When I was in middle school, when any adult would ask me what I wanted to be when I grew up, I would spout off this highly specific field I thought sounded really successful and important.
“I plan to be a cardiovascular surgeon specializing in blood and veins.” Or, “I plan to be an international affairs attorney with an emphasis in Mandarin and the maritime law of Kazakhstan.”
Sure, none of that really made any sense, but it sounded fancy AND smart! I remember my mom just beaming when these chosen professions would roll off of my tongue. In retrospect, perhaps she was just smirking at how ridiculous I sounded.
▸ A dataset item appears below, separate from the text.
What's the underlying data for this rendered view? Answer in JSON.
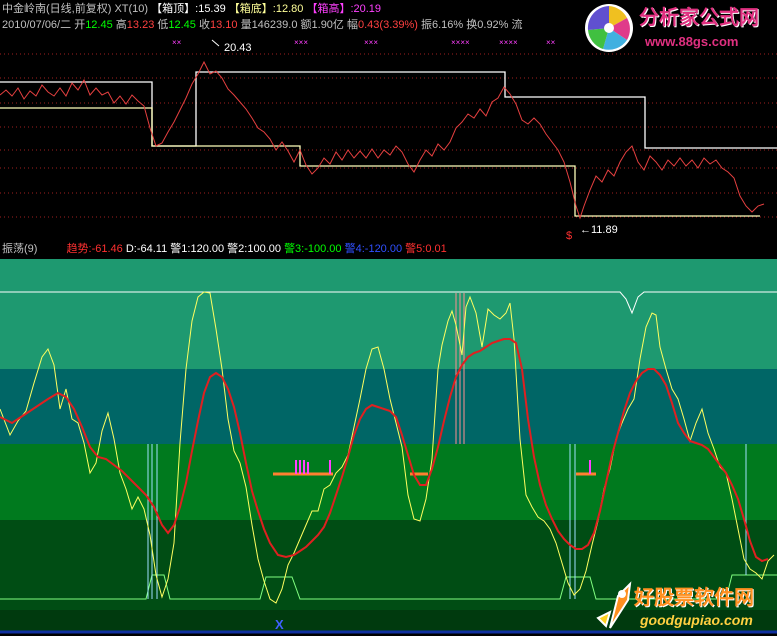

Too bad I didn’t realize this before I put one of these high-falutin’ gigs on an info sheet for a pageant I was in at the time. As I not-so-gracefully sauntered across the stage, the announcer read off my hobbies and whichever one of these “impressive” paths I had decided on that week, along with my favorite song, which was probably something by The Pixies or the The Black Crowes or Jane’s Addiction at the time — or some other such band the small-,town judges could use to profile me as being a “dope head” since I listened to “devil music” and not Amy Grant.
They weren’t going to box me in. No sir! You see, this aerospace engineer focusing on Martian dynamic thermal spacecraft technologies also had good taste in music. I was smart AND cool! At least that’s what I wanted everyone to think. What middle school-er doesn’t? I guess this was the ‘90s, low-tech version of curating your Instagram page.
Anyway, obviously, my career in ophthalmologic neurosurgery specializing in corneas and medulla oblongatas didn’t really pan out. But, hey, at least I was reaching for the stars.
Maybe that’s why I find the answers I get back from both of my children when I ask them what they want to be when they grow up a bit troubling.
I have a boy and a girl. The boy is 9 and the girl is 7, and they could not possibly be more different human beings with polar-opposite interests and personalities. Sometimes I wonder how it’s even genetically possible for my husband and I to produce such different children. (Maybe if I had become a human molecular geneticist specializing in molecules and genes and DNA stuff I would have been able to answer this!)
They are as different as different can be, yet they both want to be YouTube stars. Not even when they grow up. Now would also be fine.
The most puzzling thing about this to me is neither of them really seems to care what they do on YouTube, as long as they get a lot of views and become a star. I’m sure a lot of professionals in the porn industry have this same philosophy.
My son likes watching videos of other kids skateboarding or playing Minecraft and/or Fortnite. And my daughter’s jam is watching other kids opening toys and playing with them. How they find any of this remotely interesting is beyond me! It’s certainly no “Saved by the Bell,” which is what I would have binge-watched at their age, if that had been possible back then. #teamjessespano
They each have produced their own versions of these videos with their iPads. My little Fellinis, or sadly, more like, my little JoJo Siwas and DanTDMs. (Insert sad face emoji.) I guess I should be proud, though. They are already shooting shorts! I still have to remember which way to hold the iPhone when I am videoing something. It’s horizontal, right? No, vertical. Whatever.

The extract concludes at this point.